A Sig P-239 in 9mm para

All of which (with the exception of his bicycle, and firearms) he has in his room to use as he wishes. In addition to which, he wears nothing but $42/pair Levis and $80/pair Vans.

He also has access to all the reading and educational materials a kid could ever want, including my computer, and we live about 4 blocks from a library. Go three blocks the other direction though, and you're on BLM land on the side of Peavine mountain.

Everything you see listed above was bought by me, not his mother. I haven't seen (nor do I want) one nickle of monetary support from his mother since we were divorced.

Nick also gets to go to local concerts with his buddies (on me), and last week I paid for him to take his g/f to a Guttermouth concert (I'll admit to staying up till he gets home though). All this for a kid who isn't even responsible enough to put his dirty clothes in the laundry so I can do the wash!

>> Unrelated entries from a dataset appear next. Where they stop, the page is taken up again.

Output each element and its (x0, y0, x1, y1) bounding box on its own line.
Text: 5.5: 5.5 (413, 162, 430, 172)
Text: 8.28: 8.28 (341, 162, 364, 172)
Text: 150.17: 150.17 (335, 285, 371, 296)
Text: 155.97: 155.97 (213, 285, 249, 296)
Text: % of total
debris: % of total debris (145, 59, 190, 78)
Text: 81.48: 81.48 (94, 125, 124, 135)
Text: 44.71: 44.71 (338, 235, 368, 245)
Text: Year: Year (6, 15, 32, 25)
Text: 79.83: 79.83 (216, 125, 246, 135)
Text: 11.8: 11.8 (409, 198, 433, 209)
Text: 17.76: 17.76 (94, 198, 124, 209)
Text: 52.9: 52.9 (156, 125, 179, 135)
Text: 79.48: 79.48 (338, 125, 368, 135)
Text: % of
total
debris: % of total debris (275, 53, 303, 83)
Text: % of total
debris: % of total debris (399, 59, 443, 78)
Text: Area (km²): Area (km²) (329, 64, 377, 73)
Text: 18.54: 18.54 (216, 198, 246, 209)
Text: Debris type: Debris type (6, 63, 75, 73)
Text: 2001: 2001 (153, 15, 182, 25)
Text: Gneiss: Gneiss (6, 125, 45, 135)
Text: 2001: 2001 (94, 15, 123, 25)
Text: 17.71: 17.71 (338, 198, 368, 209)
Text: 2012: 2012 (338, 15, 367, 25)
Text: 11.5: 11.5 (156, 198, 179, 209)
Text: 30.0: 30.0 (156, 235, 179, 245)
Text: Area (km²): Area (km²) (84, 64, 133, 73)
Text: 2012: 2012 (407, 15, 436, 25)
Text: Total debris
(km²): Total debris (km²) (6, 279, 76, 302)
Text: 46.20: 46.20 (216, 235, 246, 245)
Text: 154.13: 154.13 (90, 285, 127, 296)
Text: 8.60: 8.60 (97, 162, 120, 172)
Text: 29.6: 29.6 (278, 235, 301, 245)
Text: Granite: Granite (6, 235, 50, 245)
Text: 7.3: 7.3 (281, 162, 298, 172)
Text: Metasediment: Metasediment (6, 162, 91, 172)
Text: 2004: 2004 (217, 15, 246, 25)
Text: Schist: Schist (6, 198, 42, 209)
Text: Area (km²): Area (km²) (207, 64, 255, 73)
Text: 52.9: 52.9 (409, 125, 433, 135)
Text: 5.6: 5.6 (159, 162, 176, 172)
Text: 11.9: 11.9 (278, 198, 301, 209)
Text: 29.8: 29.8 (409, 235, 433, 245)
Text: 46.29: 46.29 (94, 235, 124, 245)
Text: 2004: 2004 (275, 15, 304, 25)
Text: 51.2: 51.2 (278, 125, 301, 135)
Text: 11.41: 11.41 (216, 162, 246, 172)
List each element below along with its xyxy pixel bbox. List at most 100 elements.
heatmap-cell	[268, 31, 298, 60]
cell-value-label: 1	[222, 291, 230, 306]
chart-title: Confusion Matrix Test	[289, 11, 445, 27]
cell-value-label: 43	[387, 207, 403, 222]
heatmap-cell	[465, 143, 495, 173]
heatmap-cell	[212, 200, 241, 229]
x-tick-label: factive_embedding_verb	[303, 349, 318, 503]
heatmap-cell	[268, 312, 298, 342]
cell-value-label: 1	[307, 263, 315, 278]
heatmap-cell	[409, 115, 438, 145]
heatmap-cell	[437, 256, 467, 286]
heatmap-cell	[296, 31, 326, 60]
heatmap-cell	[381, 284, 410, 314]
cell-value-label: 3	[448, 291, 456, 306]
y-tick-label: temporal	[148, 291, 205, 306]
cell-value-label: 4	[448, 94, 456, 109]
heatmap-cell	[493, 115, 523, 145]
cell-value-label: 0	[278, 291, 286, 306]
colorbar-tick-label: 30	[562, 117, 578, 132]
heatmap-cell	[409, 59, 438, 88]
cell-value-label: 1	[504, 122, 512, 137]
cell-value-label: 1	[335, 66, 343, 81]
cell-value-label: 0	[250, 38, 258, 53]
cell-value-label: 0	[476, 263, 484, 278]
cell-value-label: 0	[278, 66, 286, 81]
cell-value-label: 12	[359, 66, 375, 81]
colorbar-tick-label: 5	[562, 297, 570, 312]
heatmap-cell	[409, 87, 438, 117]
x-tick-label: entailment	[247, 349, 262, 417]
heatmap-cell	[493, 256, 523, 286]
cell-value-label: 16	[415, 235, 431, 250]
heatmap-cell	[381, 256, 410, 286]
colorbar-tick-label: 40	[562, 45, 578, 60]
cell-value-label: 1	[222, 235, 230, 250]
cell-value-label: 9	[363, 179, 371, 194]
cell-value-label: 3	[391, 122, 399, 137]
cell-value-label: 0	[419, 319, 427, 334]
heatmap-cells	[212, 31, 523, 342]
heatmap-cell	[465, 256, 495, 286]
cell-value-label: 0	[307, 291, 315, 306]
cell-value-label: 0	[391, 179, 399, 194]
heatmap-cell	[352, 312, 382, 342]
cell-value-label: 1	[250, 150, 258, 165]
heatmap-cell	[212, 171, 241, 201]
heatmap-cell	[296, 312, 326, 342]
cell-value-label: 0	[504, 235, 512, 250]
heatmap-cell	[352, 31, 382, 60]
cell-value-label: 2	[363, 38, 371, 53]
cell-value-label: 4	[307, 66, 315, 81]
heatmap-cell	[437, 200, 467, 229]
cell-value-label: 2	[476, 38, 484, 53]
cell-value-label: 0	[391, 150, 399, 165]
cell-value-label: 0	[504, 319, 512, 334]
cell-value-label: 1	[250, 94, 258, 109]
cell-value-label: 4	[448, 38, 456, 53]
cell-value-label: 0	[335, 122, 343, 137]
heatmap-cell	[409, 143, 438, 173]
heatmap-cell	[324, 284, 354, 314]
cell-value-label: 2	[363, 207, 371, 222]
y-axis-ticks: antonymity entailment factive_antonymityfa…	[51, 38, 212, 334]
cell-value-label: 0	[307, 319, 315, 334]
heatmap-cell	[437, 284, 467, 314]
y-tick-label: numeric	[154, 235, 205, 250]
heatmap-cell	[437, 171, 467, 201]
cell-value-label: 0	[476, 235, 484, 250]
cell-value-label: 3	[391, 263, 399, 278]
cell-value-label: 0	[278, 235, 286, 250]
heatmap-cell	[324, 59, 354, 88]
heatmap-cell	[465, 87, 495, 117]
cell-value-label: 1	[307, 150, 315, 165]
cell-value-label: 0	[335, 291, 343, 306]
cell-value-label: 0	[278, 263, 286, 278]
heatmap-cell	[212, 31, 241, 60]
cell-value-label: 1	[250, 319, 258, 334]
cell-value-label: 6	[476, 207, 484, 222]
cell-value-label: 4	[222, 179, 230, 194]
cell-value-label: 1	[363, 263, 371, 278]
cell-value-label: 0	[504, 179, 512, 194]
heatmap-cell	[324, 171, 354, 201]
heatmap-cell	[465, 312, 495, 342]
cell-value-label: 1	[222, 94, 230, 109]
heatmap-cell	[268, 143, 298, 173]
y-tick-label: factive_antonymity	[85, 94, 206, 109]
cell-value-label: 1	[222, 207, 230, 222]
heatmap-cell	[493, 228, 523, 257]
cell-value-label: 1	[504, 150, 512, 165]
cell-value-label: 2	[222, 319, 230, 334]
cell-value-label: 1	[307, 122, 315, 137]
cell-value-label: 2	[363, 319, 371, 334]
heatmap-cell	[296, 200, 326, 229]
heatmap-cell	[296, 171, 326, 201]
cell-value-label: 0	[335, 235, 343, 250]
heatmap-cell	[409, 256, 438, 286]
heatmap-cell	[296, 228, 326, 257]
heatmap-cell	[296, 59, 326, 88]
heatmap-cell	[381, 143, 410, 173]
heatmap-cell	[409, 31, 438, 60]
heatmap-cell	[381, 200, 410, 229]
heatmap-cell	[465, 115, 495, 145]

A kid who I busted smoking dope at 13-1/2 yrs old, and took to a drug education program at night for 6 weeks and sat through it with him because his mom knew he was smoking, and let him do it at her house!

My son...underprivileged and overcontrolled??? Not fucking hardly! As for partying with him; Not in this lifetime!!! I'm his friend, but I'm his Dad first.

Oh, and Andy...you had a question too. Yes, it is about the phone, or I wouldn't have made the question about the phone!


All you young studs out there who think "oh, this poor kid", go have a kid, raise him to this age (he's not that much younger than you, btw), then come back and tell me what you've learned.

BTW, as a point of interest, I moved out of my Dad and Mom's house when I was 15. I quit school, went to work, and got an apartment with my 17 year old g/f, who I lived with till I was 21. During this time I went to RCC, took the entrance exam, passed it and had 2 years of college.

So Yeah...I've been around a little. Enough to know what responsibility is, and to know that my son has none. I'm sorry that you had such a rotten childhood, but that has not a thing in this world to do with my son having a cell phone. Maybe some counselling would help you though.

G. Jones

"I've never been quarantined. But the more I look around, the more I think it might not be a bad idea."